Em termos político, o 8 de janeiro foi a oportunidade mais importante para o presidente Lula da Silva do que a sua vitória nas eleições. O golpismo inaceitável do bolsonarismo radical abriu ao presidente uma janela de boa vontade que lhe permitiria ampliar a sua base de apoio não apenas no mundo político, entre congressistas e governadores, como também na sociedade.
Desde então, Lula fez alguns gestos corretos em busca dessa ampliação. Na sexta-feira, recebeu todos os governadores, elogiou o goiano Ronaldo Caiado publicamente e abriu as negociações sobre reforma tributária, compensação do ICMS e empréstimos do BNDES. A diferença com a falta de diálogo de Jair Bolsonaro é evidente.
Quando discursa, porém, Lula segue falando apenas aos seus eleitores à esquerda. A defesa de uma moeda comum com a Argentina, que tem chance zero de sair do papel neste governo, foi um gesto de apoio a Alberto Fernández. O motivo é fútil.
No Uruguai, sem nenhuma provocação, Lula chamou o ex-presidente Michel Temer de “golpista” pelo impeachment de Dilma Rousseff. Temer não é mais player da política, mas o seu MDB tem 42 deputados, 10 senadores e dois ministros importantes no governo Lula: Renan Filho, dos Transportes, e Jader Filho, das Cidades.
Como mostrou o jornal digital Poder360, 7 dos atuais ministros apoiaram o impeachment, incluindo o vice Geraldo Alckmin, sem contar as centenas de deputados federais e uma parte razoável dos eleitores que votaram no próprio Lula.

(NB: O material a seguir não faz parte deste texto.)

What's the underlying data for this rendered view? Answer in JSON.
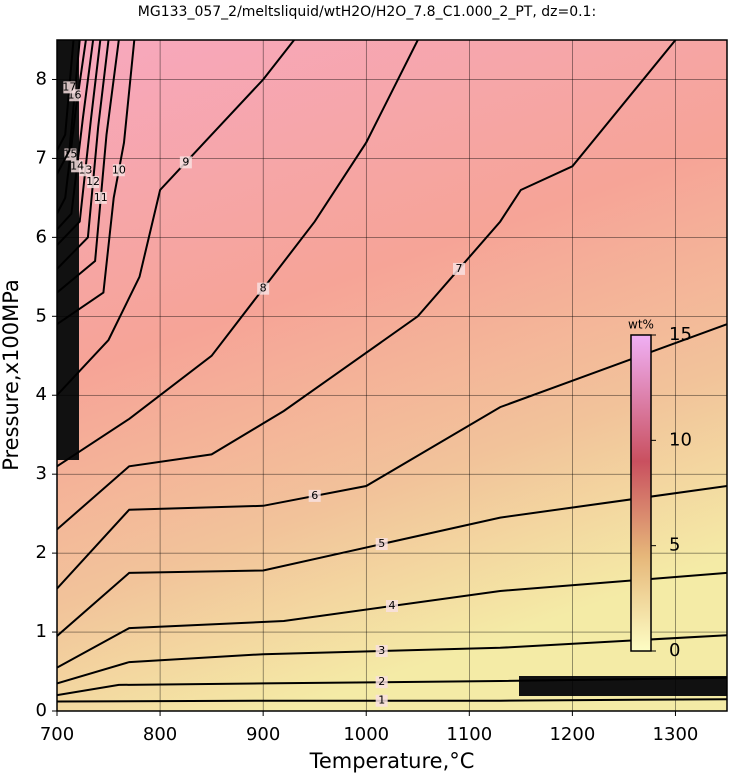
{
  "chart_data": {
    "type": "contour",
    "title": "MG133_057_2/meltsliquid/wtH2O/H2O_7.8_C1.000_2_PT, dz=0.1:",
    "x_label": "Temperature,°C",
    "y_label": "Pressure,x100MPa",
    "xlim": [
      700,
      1350
    ],
    "ylim": [
      0,
      8.5
    ],
    "xticks": [
      700,
      800,
      900,
      1000,
      1100,
      1200,
      1300
    ],
    "yticks": [
      0,
      1,
      2,
      3,
      4,
      5,
      6,
      7,
      8
    ],
    "grid": true,
    "contours": [
      {
        "level": 1,
        "x": [
          700,
          900,
          1130,
          1350
        ],
        "y": [
          0.12,
          0.13,
          0.13,
          0.15
        ]
      },
      {
        "level": 2,
        "x": [
          700,
          760,
          900,
          1130,
          1350
        ],
        "y": [
          0.2,
          0.33,
          0.35,
          0.38,
          0.42
        ]
      },
      {
        "level": 3,
        "x": [
          700,
          770,
          900,
          1130,
          1350
        ],
        "y": [
          0.35,
          0.62,
          0.72,
          0.8,
          0.96
        ]
      },
      {
        "level": 4,
        "x": [
          700,
          770,
          920,
          1130,
          1350
        ],
        "y": [
          0.55,
          1.05,
          1.14,
          1.52,
          1.75
        ]
      },
      {
        "level": 5,
        "x": [
          700,
          770,
          900,
          1130,
          1350
        ],
        "y": [
          0.95,
          1.75,
          1.78,
          2.45,
          2.85
        ]
      },
      {
        "level": 6,
        "x": [
          700,
          770,
          900,
          1000,
          1130,
          1350
        ],
        "y": [
          1.55,
          2.55,
          2.6,
          2.85,
          3.85,
          4.9
        ]
      },
      {
        "level": 7,
        "x": [
          700,
          770,
          850,
          920,
          1050,
          1130,
          1150,
          1200,
          1300
        ],
        "y": [
          2.3,
          3.1,
          3.25,
          3.8,
          5.0,
          6.2,
          6.6,
          6.9,
          8.5
        ]
      },
      {
        "level": 8,
        "x": [
          700,
          770,
          850,
          950,
          1000,
          1050
        ],
        "y": [
          3.1,
          3.7,
          4.5,
          6.2,
          7.2,
          8.5
        ]
      },
      {
        "level": 9,
        "x": [
          700,
          750,
          780,
          800,
          850,
          900,
          930
        ],
        "y": [
          4.0,
          4.7,
          5.5,
          6.6,
          7.3,
          8.0,
          8.5
        ]
      },
      {
        "level": 10,
        "x": [
          700,
          745,
          755,
          765,
          775
        ],
        "y": [
          4.9,
          5.3,
          6.5,
          7.2,
          8.5
        ]
      },
      {
        "level": 11,
        "x": [
          700,
          737,
          748,
          760
        ],
        "y": [
          5.3,
          5.7,
          7.3,
          8.5
        ]
      },
      {
        "level": 12,
        "x": [
          700,
          730,
          740,
          750
        ],
        "y": [
          5.6,
          6.0,
          7.4,
          8.5
        ]
      },
      {
        "level": 13,
        "x": [
          700,
          722,
          733,
          742
        ],
        "y": [
          5.9,
          6.2,
          7.5,
          8.5
        ]
      },
      {
        "level": 14,
        "x": [
          700,
          714,
          725,
          735
        ],
        "y": [
          6.1,
          6.3,
          7.5,
          8.5
        ]
      },
      {
        "level": 15,
        "x": [
          700,
          708,
          718,
          728
        ],
        "y": [
          6.3,
          6.5,
          7.6,
          8.5
        ]
      },
      {
        "level": 16,
        "x": [
          700,
          712,
          722
        ],
        "y": [
          6.8,
          7.1,
          8.5
        ]
      },
      {
        "level": 17,
        "x": [
          700,
          708,
          716
        ],
        "y": [
          7.1,
          7.3,
          8.5
        ]
      }
    ],
    "colorbar": {
      "label": "wt%",
      "clim": [
        0,
        15
      ],
      "ticks": [
        0,
        5,
        10,
        15
      ]
    }
  }
}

A retórica presidencial ainda tornou mais difícil a relação do seu ministro Fernando Haddad com os discursos semanais sobre como os empresários só lucram porque os trabalhadores trabalham e o mercado financeiro que vive sem coração.
O que Lula ganha com essa retórica? Ele agrada aos eleitores que guardam mágoas da expulsão do PT do poder e que votaram por um governo de esquerda, muito mais à esquerda do que Lula jamais será.
Assim como Bolsonaro por quatro anos, Lula fala para o seu cercadinho. A tática política é a de engajar os eleitores à esquerda em um momento que a sua legitimidade é questionada por uma oposição golpista. Na prática, Lula coloca o eleitor moderado diante de um dilema: ficar ao seu lado, apesar dos arroubos retóricos, ou ficar do golpismo.
Essa ação já foi tentada antes por Bolsonaro, o primeiro presidente a perder uma reeleição no cargo.